(19)
(11) EP 0 318 678 A1

(12) EUROPÄISCHE PATENTANMELDUNG

(43) Veröffentlichungstag:
07.06.1989  Patentblatt  1989/23

(21) Anmeldenummer: 88116636.7

(22) Anmeldetag:  07.10.1988
(51) Internationale Patentklassifikation (IPC)4B63B 21/00
(84) Benannte Vertragsstaaten:
BE DE ES FR GB GR IT NL SE

(30) Priorität: 10.10.1987 DE 3734309

(71) Anmelder: OBERLEDINGER MASCHINENBAUGESELLSCHAFT MBH
D-2957 Westoverledingen (DE)

(72) Erfinder:
  • Sacklowski, Siegbert,Dipl.-Ing.
    D-2970 Emden-Uphusen (DE)

(74) Vertreter: Jabbusch, Wolfgang, Dr.Jur. Jabbusch, Wehser & Lauerwald Patentanwälte  
Koppelstrasse 3
D-26135 Oldenburg
D-26135 Oldenburg (DE)


(56) Entgegenhaltungen: : 
   
     
    Bemerkungen:
    Die Bezeichnung der Erfindung wurde geändert (Richtlinien für die Prüfung im EPA, A-III, 7.3).
     


    (54) Einrichtung zum landseitigen Festmachen eines Schwimmkörpers, wie z.B. Ponton, in gezeitenabhängigen Gewässern


    (57) Ein Schwimmkörper, wie Ponton (2) oder dergleichen, hat eine Einrichtung zum Festmachen in gezeitenabhängigen Gewässern an we­nigstens zwei landseitigen Haltepunkten (3, 4), wie Pollern oder der­gleichen. Die Einrichtung zum Festmachen weist wenigstens zwei zum Land hin auslegende, mit jeweils einem Haltepunkt (3 bzw.4) in Wirk­verbindung bringbare Riegel (14, 22) auf.

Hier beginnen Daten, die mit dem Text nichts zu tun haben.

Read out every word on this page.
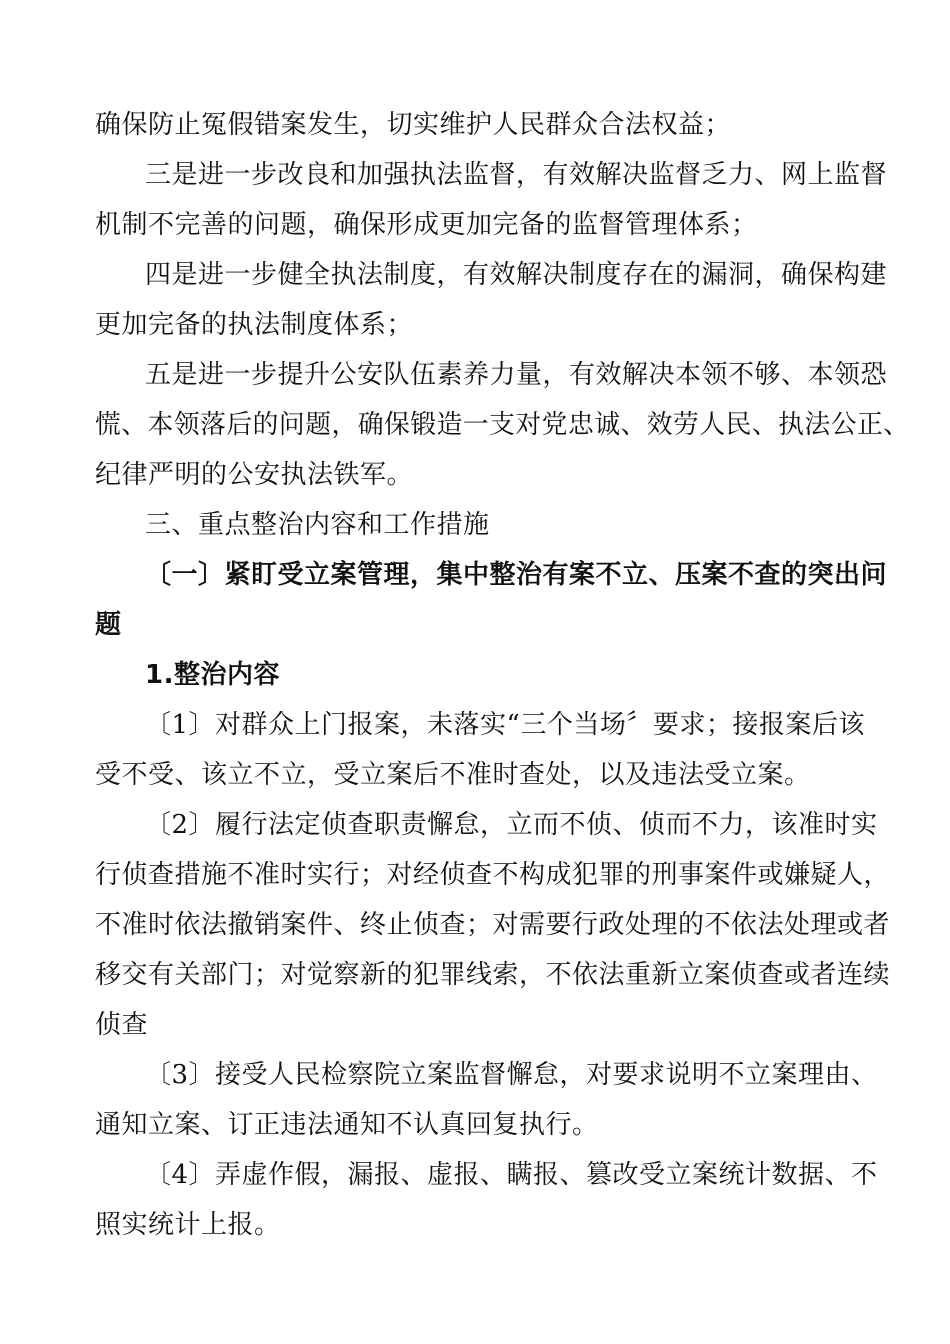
确保防止冤假错案发生，切实维护人民群众合法权益；
三是进一步改良和加强执法监督，有效解决监督乏力、网上监督
机制不完善的问题，确保形成更加完备的监督管理体系；
四是进一步健全执法制度，有效解决制度存在的漏洞，确保构建
更加完备的执法制度体系；
五是进一步提升公安队伍素养力量，有效解决本领不够、本领恐
慌、本领落后的问题，确保锻造一支对党忠诚、效劳人民、执法公正、
纪律严明的公安执法铁军。
三、重点整治内容和工作措施
〔一〕紧盯受立案管理，集中整治有案不立、压案不查的突出问
题
1.整治内容
〔1〕对群众上门报案，未落实“三个当场〞要求；接报案后该
受不受、该立不立，受立案后不准时查处，以及违法受立案。
〔2〕履行法定侦查职责懈怠，立而不侦、侦而不力，该准时实
行侦查措施不准时实行；对经侦查不构成犯罪的刑事案件或嫌疑人，
不准时依法撤销案件、终止侦查；对需要行政处理的不依法处理或者
移交有关部门；对觉察新的犯罪线索，不依法重新立案侦查或者连续
侦查
〔3〕接受人民检察院立案监督懈怠，对要求说明不立案理由、
通知立案、订正违法通知不认真回复执行。
〔4〕弄虚作假，漏报、虚报、瞒报、篡改受立案统计数据、不
照实统计上报。
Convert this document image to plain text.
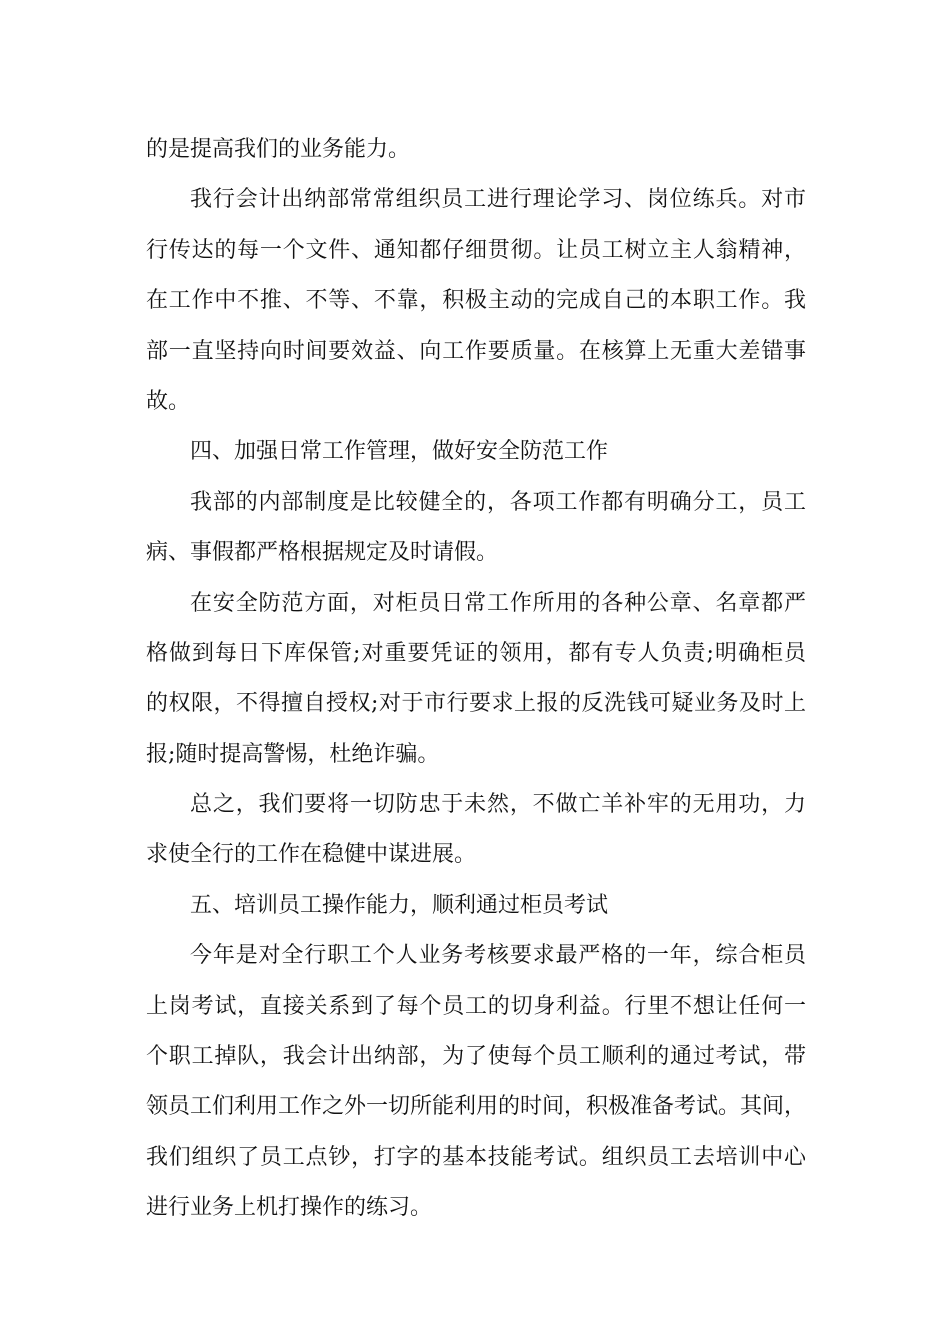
的是提高我们的业务能力。
我行会计出纳部常常组织员工进行理论学习、岗位练兵。对市
行传达的每一个文件、通知都仔细贯彻。让员工树立主人翁精神，
在工作中不推、不等、不靠，积极主动的完成自己的本职工作。我
部一直坚持向时间要效益、向工作要质量。在核算上无重大差错事
故。
四、加强日常工作管理，做好安全防范工作
我部的内部制度是比较健全的，各项工作都有明确分工，员工
病、事假都严格根据规定及时请假。
在安全防范方面，对柜员日常工作所用的各种公章、名章都严
格做到每日下库保管;对重要凭证的领用，都有专人负责;明确柜员
的权限，不得擅自授权;对于市行要求上报的反洗钱可疑业务及时上
报;随时提高警惕，杜绝诈骗。
总之，我们要将一切防忠于未然，不做亡羊补牢的无用功，力
求使全行的工作在稳健中谋进展。
五、培训员工操作能力，顺利通过柜员考试
今年是对全行职工个人业务考核要求最严格的一年，综合柜员
上岗考试，直接关系到了每个员工的切身利益。行里不想让任何一
个职工掉队，我会计出纳部，为了使每个员工顺利的通过考试，带
领员工们利用工作之外一切所能利用的时间，积极准备考试。其间，
我们组织了员工点钞，打字的基本技能考试。组织员工去培训中心
进行业务上机打操作的练习。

Eine lotrechte Freiführung (5, 6, 7) ist für jeden Riegel vorgesehen, wobei wenigstens einer der beiden Riegel mittels einer zweiten Führung (18) zusätzlich waage­recht und parallel zur Längsachse des Schwimmkörpers ver­schiebbar gehalten ist. Die zweite Führung (18) umfaßt einen waage­rechten Brückenträger (19), der endseitig in lotrechten Freiführun­gen (5, 6) gehalten ist und an dem wenigstens ein Riegel (22) längsver­schiebbar geführt ist.




    Beschreibung


    [0001] Die Erfindung betrifft ein schwimmendes Gerät, wie Ponton oder dergleichen, mit einer Einrichtung zum Festmachen in tidenab­hängigen Gewässern an wenigstens zwei landseitigen Haltepunk­ten, wie Poller oder dergleichen.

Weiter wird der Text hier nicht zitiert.